New York Times on Al Sharpton’s Nonprofit
In As Sharpton Rose, So Did His Unpaid Taxes, the New York Times has presented quite a few details concerning the “more than $4.5 million in current state and federal tax liens against [Al Sharpton] and his for-profit businesses.” What is worthy of noting on this blog is what the story has to say about the nonprofit that Mr. Sharpton founded, the National Action Network, a section 501(c)(4) organization (according to the entity’s donation webpage). This nonprofit, says the Times, “appears to have been sustained for years by not paying federal payroll taxes on its employees.” Here are some of the most troubling excerpts:
With the tax liability outstanding, Mr. Sharpton traveled first class and collected a sizable salary, the kind of practice by nonprofit groups that the United States Treasury’s inspector general for tax administration recently characterized as “abusive,” or “potentially criminal” if the failure to turn over or collect taxes is willful.

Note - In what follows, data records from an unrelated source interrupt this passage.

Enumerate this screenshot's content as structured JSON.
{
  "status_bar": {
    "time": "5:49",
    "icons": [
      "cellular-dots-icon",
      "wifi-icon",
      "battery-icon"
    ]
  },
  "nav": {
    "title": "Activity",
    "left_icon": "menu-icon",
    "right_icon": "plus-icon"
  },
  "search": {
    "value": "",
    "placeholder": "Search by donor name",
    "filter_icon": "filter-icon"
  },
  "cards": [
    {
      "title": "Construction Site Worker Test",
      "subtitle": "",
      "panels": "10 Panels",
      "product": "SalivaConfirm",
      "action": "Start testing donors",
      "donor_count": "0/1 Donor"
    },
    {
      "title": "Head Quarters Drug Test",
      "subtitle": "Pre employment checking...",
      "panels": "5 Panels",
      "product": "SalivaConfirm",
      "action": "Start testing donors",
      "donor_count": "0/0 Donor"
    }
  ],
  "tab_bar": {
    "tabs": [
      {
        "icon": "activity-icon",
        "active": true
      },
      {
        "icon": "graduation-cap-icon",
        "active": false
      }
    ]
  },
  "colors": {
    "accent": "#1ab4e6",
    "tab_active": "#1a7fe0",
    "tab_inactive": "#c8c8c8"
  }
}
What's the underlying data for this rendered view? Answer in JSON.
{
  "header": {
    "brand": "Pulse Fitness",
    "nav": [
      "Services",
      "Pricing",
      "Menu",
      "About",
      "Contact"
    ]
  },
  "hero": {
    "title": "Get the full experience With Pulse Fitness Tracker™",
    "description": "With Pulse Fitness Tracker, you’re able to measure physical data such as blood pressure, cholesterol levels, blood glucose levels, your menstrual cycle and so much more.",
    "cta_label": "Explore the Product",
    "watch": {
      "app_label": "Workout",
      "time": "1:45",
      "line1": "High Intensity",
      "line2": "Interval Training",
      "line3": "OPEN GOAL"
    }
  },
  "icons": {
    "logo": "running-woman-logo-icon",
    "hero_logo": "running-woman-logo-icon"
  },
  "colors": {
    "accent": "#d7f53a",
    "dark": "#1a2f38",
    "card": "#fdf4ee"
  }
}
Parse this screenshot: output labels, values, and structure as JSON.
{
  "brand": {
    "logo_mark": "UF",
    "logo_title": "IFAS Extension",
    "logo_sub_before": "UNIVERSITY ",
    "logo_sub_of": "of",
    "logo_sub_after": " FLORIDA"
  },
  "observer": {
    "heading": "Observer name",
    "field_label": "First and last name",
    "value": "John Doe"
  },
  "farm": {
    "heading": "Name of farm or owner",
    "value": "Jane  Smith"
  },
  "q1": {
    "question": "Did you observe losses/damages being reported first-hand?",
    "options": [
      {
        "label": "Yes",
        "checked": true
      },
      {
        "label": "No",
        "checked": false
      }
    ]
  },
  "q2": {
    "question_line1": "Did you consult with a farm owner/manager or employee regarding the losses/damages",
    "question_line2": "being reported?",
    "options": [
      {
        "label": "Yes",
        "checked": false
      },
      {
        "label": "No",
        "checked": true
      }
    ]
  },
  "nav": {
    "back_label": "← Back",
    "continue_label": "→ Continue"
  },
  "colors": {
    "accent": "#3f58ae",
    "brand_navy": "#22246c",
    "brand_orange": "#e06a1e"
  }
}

Mr. Sharpton and the National Action Network have repeatedly failed to pay travel agencies, hotels and landlords. He has leaned on the generosity of friends and sometimes even the organization, intermingling its finances with his own to cover his daughters’ private school tuition. …
Even though state law prohibits nonprofits from making loans to officers, Mr. Sharpton said National Action Network had also once lent him money to cover his daughters’ tuition. …
With the National Action Network’s finances always tenuous, that year it quietly paid $70,000 toward the judgment against one of Mr. Sharpton’s co-defendants in the case, Alton H. Maddox Jr., a lawyer who was suspended for refusing to cooperate with a grievance committee investigating his conduct in the Brawley case. Mr. Sharpton acknowledged the payment in an interview last week, saying the nonprofit’s board had supported the idea that Ms. Brawley deserved to be represented.
With Mr. Sharpton focused on the 2004 presidential race, National Action Network’s finances were reaching crisis levels, tax documents and other public records show. The group’s revenues totaled just over $1 million in 2004, about half of what they had been two years earlier. Nevertheless, it picked up expenses from Mr. Sharpton’s presidential bid: $181,115 in consulting and other costs that should have been charged to his campaign, the Federal Election Commission later found. …
In 2009, when the group still owed $1.1 million in overdue payroll taxes, Mr. Sharpton began collecting a salary of $250,000 from National Action Network. …
These excerpts raise issues that, if factually based and resolved against the nonprofit, could suggest grounds for revocation of its federal income tax exemption.
Mr. Sharpton is not taking the story passively. His response to the piece, also in the Times, appears here – along with rebuttals from the Times.